Edward III and the garter

Edward III was his father’s son and the early years of his reign, at least, were informed by the disastrous end of his father’s. Edward III was at pains to show that he was a different kind of king in the hope of hanging on to his crown… and his life.

Although far from a coward, Edward II didn’t seem to enjoy fighting as much as his son and he certainly possessed none of Edward III’s military genius. Edward II had little in common with his barons, and his wife and her lover found it fairly easy to depose him and then murder him. Edward III wished to escape a similar fate.

The creation of the Order of the Knights of the Garter was an important step in the process of creating a new kind of kingship for England. Edward had been considering ways in which to bind his knights to one another and to him for some time. He had originally considered something similar to the Round Table. Arthurian legends were popular at the time and it wouldn’t hurt the king to be considered a second Arthur.

In the end he decided to create a chivalric order that included an element of the spiritual.

After the surprising military successes of 1346 (victories against the French at Crécy and the Scots at Neville’s Cross) the king was in a position to his ideas into effect and the Order was created on St George’s Day 1349 (probably).

There are only ever 24 Knights of the Garter, plus the monarch and the Prince of Wales. These days they tend to be rather elderly – 4 are in their 90s and the youngest is 64. When the first Knights of the Garter were created they were much younger, mostly in their 20s. The Black Prince was 18 and the king himself was one of the oldest at 36.

The first knights included men who had fought beside the king and the Prince in France, such as the earl of Lancaster (the king’s most trusted general), the earl of Warwick, the Captal de Buch (a trusted Gascon lord) and the Prince’s friends Sir John Chandos and Sir James Audley, as well as Thomas Holland, first husband of Joan of Kent who later married the Prince.

The Knights would meet on St George’s day, usually at Windsor and their meeting would often be accompanied by a tournament. The tournament provided a spectacular entertainment for those in attendance, but it also had a more serious purpose. The Order of the Garter was an order of chivalry and the tournament allowed its members to demonstrate their chivalry by feats of arms.

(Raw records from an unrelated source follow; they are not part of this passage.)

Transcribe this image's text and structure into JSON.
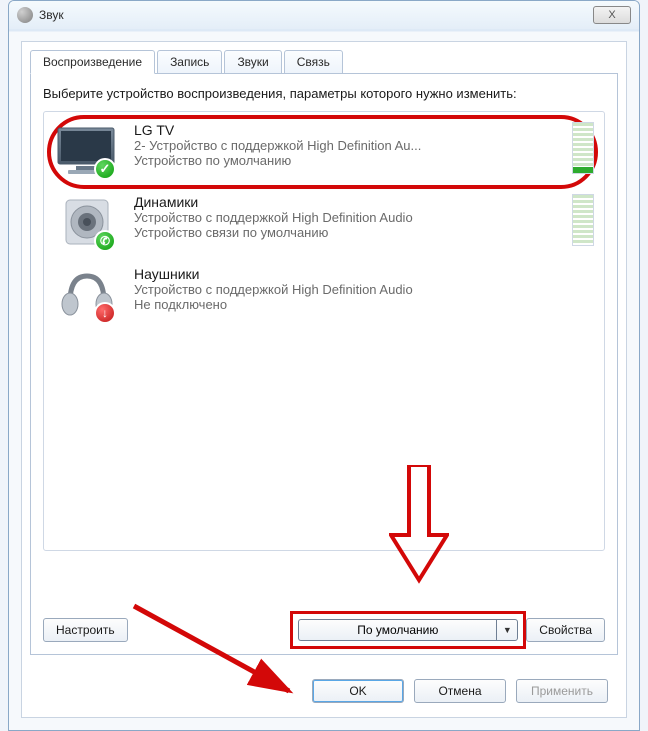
{
  "window": {
    "title": "Звук",
    "close": "X"
  },
  "tabs": {
    "playback": "Воспроизведение",
    "recording": "Запись",
    "sounds": "Звуки",
    "comm": "Связь"
  },
  "instruction": "Выберите устройство воспроизведения, параметры которого нужно изменить:",
  "devices": [
    {
      "name": "LG TV",
      "line1": "2- Устройство с поддержкой High Definition Au...",
      "line2": "Устройство по умолчанию"
    },
    {
      "name": "Динамики",
      "line1": "Устройство с поддержкой High Definition Audio",
      "line2": "Устройство связи по умолчанию"
    },
    {
      "name": "Наушники",
      "line1": "Устройство с поддержкой High Definition Audio",
      "line2": "Не подключено"
    }
  ],
  "buttons": {
    "configure": "Настроить",
    "set_default": "По умолчанию",
    "properties": "Свойства",
    "ok": "OK",
    "cancel": "Отмена",
    "apply": "Применить"
  }
}
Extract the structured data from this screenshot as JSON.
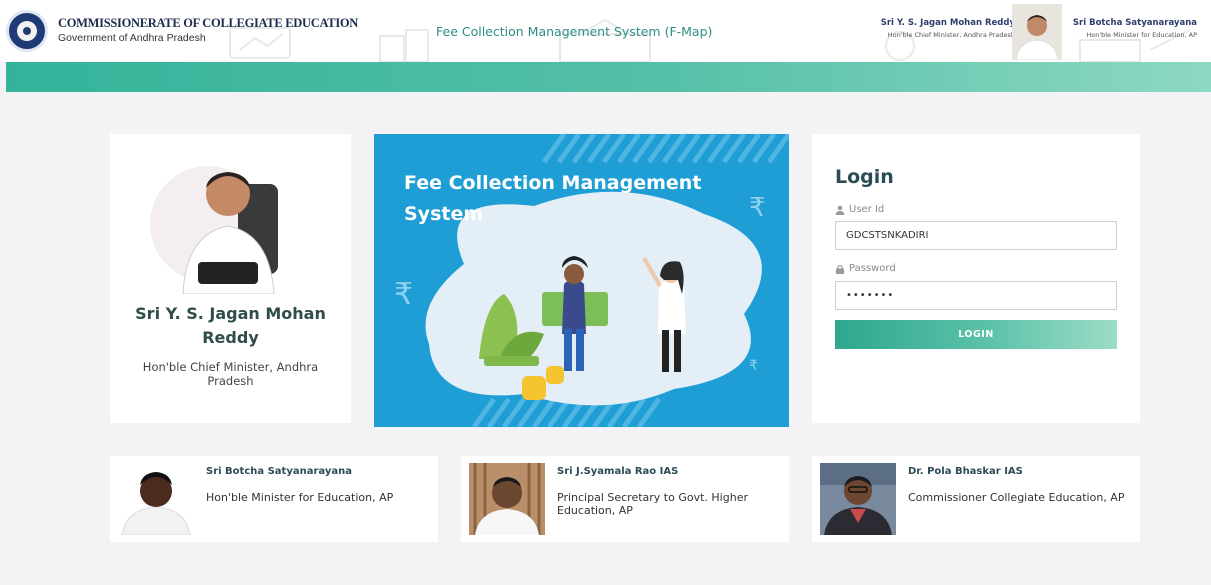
{
  "header": {
    "org_title": "COMMISSIONERATE OF COLLEGIATE EDUCATION",
    "org_subtitle": "Government of Andhra Pradesh",
    "app_title": "Fee Collection Management System (F-Map)",
    "cm_name": "Sri Y. S. Jagan Mohan Reddy",
    "cm_role": "Hon'ble Chief Minister, Andhra Pradesh",
    "minister_name": "Sri Botcha Satyanarayana",
    "minister_role": "Hon'ble Minister for Education, AP"
  },
  "cm_card": {
    "name": "Sri Y. S. Jagan Mohan Reddy",
    "role": "Hon'ble Chief Minister, Andhra Pradesh"
  },
  "hero": {
    "title": "Fee Collection Management System"
  },
  "login": {
    "title": "Login",
    "user_label": "User Id",
    "user_value": "GDCSTSNKADIRI",
    "password_label": "Password",
    "password_value": "•••••••",
    "button_label": "LOGIN"
  },
  "officials": [
    {
      "name": "Sri Botcha Satyanarayana",
      "role": "Hon'ble Minister for Education, AP"
    },
    {
      "name": "Sri J.Syamala Rao IAS",
      "role": "Principal Secretary to Govt. Higher Education, AP"
    },
    {
      "name": "Dr. Pola Bhaskar IAS",
      "role": "Commissioner Collegiate Education, AP"
    }
  ],
  "icons": [
    "user-icon",
    "lock-icon",
    "rupee-icon"
  ],
  "colors": {
    "accent": "#33b39a",
    "hero_bg": "#1f9ed6",
    "heading": "#2b4b55"
  }
}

Orders of knighthood were being formed in other European countries at the time, as the modern methods of warfare were beginning to make their rôle in it less important. Soldiers were being paid rather than providing their services as a feudal duty and had little personal loyalty to those who paid them.

The Garter Knights have a motto ‘Hony soi qui mal y pense’, which probably refers to Edward III’s claim to the French throne. Since one of the objects of the Order was to bind the members to him so that they would support him in foreign wars, this makes sense. It means ‘Shamed be he who thinks evil of it’.

No one knows why the garter was chosen as the emblem, although there are lots of theories, some of them rather salacious. It probably symbolized something relating, again, to the king’s claim to the French throne.

Windsor was important to Edward III as it was his birthplace. It was also his favorite residence outside London, although Woodstock, where three of his children were born, including the Black Prince, was another place where he liked to stay. It was in Windsor that he chose to institute the Order and where he built their spiritual home, which reflected the increasing attribution of English military success to St George and the cross of St George was used to represent the king as much as his own royal standard.

One of the more surprising things about the institution of the Order is that it happened while England was in the grip of the Black Death. It’s easy to imagine that everything just stopped for the time during which Europe was expecting the world to end, but things did continue, although there were some comments from contemporary chroniclers that this might not be the best time for what many considered frivolity. Since he lost one of his much-loved daughters to the Black Death, Edward III was as aware as anyone else of the impact the plague was having on the country.

The kind of kingship he created certainly worked for him. Unlike his predecessor and his successor, he died a natural death and was king for 50 years.